Bank of England faces renewed calls to step up climate crisis action

BankingInflation3 months ago164 Views

The Bank of England is under mounting pressure from environmental groups to ramp up its response to the climate crisis, as campaigners mark ten years since Mark Carney’s landmark speech warning of the risks posed by short term policy horizons. Carney, who served as the Bank’s governor in 2015 and is now prime minister of Canada, cautioned that climate change represents a looming threat to the financial system and economic prosperity, with the window for decisive action narrowing each year.

Ten years on, organisations including Greenpeace, WWF, the New Economics Foundation, and Positive Money have signed a new briefing that urges the Bank to take more robust steps. The coalition is calling for a comprehensive review of monetary policy, emphasising the growing frequency of climate related shocks that feed through to inflation, most recently observed in rising food prices triggered by extreme weather events. These groups argue that the Bank’s traditional approach, focused on raising interest rates to counter inflation, risks making the necessary transition away from fossil fuels costlier by increasing the cost of public investment.

The recent inflationary crisis, described as the worst in four decades, was largely caused by fossil fuel price spikes and supply chain disruptions. The briefing contends that the Bank’s standard policy tools are ill equipped to cope with such climate driven shocks. Some economists have even suggested that central banks might need to tolerate higher inflation temporarily or consider building up strategic reserves of staple foods to buffer against future price surges.

Current monetary policy acknowledges the risks. Following a recent quarter point interest rate cut to 4 percent, the Bank’s latest report noted the potential for extreme weather to drive up food prices, presenting an ongoing upside risk to inflation. A Bank spokesperson has maintained that while government sets climate policy, addressing climate related threats remains integral to its remit, and the institution is working accordingly.

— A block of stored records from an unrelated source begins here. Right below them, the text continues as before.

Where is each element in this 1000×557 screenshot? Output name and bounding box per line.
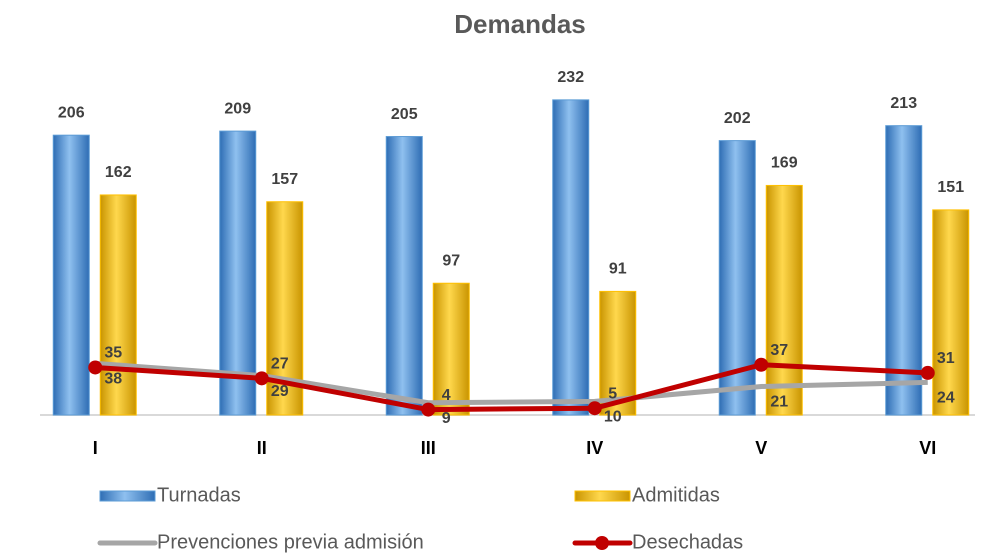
line-marker bbox=[587, 401, 602, 416]
legend-swatch bbox=[574, 490, 631, 502]
line-value-label: 9 bbox=[442, 410, 451, 427]
line-value-label: 27 bbox=[271, 356, 289, 373]
legend-label: Turnadas bbox=[157, 484, 241, 506]
bar-value-label: 97 bbox=[442, 252, 460, 269]
line-value-label: 10 bbox=[604, 409, 622, 426]
x-tick-label: V bbox=[755, 438, 767, 458]
bar bbox=[219, 130, 257, 416]
line-series bbox=[95, 362, 928, 413]
line-value-label: 21 bbox=[770, 394, 788, 411]
line-value-label: 4 bbox=[442, 387, 451, 404]
legend-marker bbox=[595, 536, 609, 550]
bar-value-label: 169 bbox=[771, 155, 798, 172]
line-marker bbox=[754, 357, 769, 372]
line-value-label: 31 bbox=[937, 350, 955, 367]
line-value-label: 35 bbox=[104, 345, 122, 362]
line-value-label: 5 bbox=[608, 385, 617, 402]
x-tick-label: IV bbox=[586, 438, 603, 458]
bar-value-label: 202 bbox=[724, 110, 751, 127]
bar bbox=[765, 184, 803, 416]
bar bbox=[99, 194, 137, 416]
line-value-label: 24 bbox=[937, 390, 955, 407]
legend-label: Admitidas bbox=[632, 484, 720, 506]
line-value-label: 37 bbox=[770, 342, 788, 359]
bar bbox=[885, 125, 923, 416]
line-value-label: 29 bbox=[271, 383, 289, 400]
bar bbox=[385, 136, 423, 416]
line-marker bbox=[421, 402, 436, 417]
bar bbox=[432, 282, 470, 416]
bar-value-label: 206 bbox=[58, 104, 85, 121]
bar-value-label: 232 bbox=[557, 69, 584, 86]
bar-value-label: 151 bbox=[937, 179, 964, 196]
legend-label: Prevenciones previa admisión bbox=[157, 531, 424, 553]
x-tick-label: II bbox=[257, 438, 267, 458]
x-tick-label: VI bbox=[919, 438, 936, 458]
line-value-label: 38 bbox=[104, 371, 122, 388]
bar bbox=[599, 290, 637, 416]
legend-swatch bbox=[99, 490, 156, 502]
bar bbox=[552, 99, 590, 416]
bar-value-label: 91 bbox=[609, 261, 627, 278]
bar-value-label: 157 bbox=[271, 171, 298, 188]
bar-value-label: 162 bbox=[105, 164, 132, 181]
bar-value-label: 205 bbox=[391, 106, 418, 123]
bar bbox=[52, 134, 90, 416]
x-tick-label: I bbox=[93, 438, 98, 458]
chart-title: Demandas bbox=[454, 9, 586, 39]
bar bbox=[932, 209, 970, 416]
bar-value-label: 213 bbox=[890, 95, 917, 112]
line-marker bbox=[88, 360, 103, 375]
legend-label: Desechadas bbox=[632, 531, 743, 553]
line-marker bbox=[920, 365, 935, 380]
line-marker bbox=[254, 371, 269, 386]
line-series bbox=[95, 360, 928, 406]
bar-value-label: 209 bbox=[224, 100, 251, 117]
x-tick-label: III bbox=[421, 438, 436, 458]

The environmental coalition is also urging the Bank to factor climate risks into banking capital requirements and to reconsider accepting fossil fuel linked assets as collateral in lending operations—a move recently announced by the European Central Bank as it began reflecting climate uncertainties in its asset valuations.

Political shifts could shape the Bank’s future stance. The Labour Party, in its latest manifesto, has pledged to reverse previous restrictions preventing the Bank from actively incorporating climate risks within its mandate. Bank governor Andrew Bailey has recently assured the chancellor that the Prudential Regulation Authority would continue to scrutinise how climate change could affect financial stability.

Carney’s legacy, while debated, remains influential. Since entering office in Ottawa, he has reversed Canada’s carbon tax and supported increased gas production, despite his previous advocacy for decisive climate action. The coming months are likely to be pivotal as pressure builds on the Bank of England to take bolder, more innovative action in ensuring financial resilience in the face of accelerating climate risks.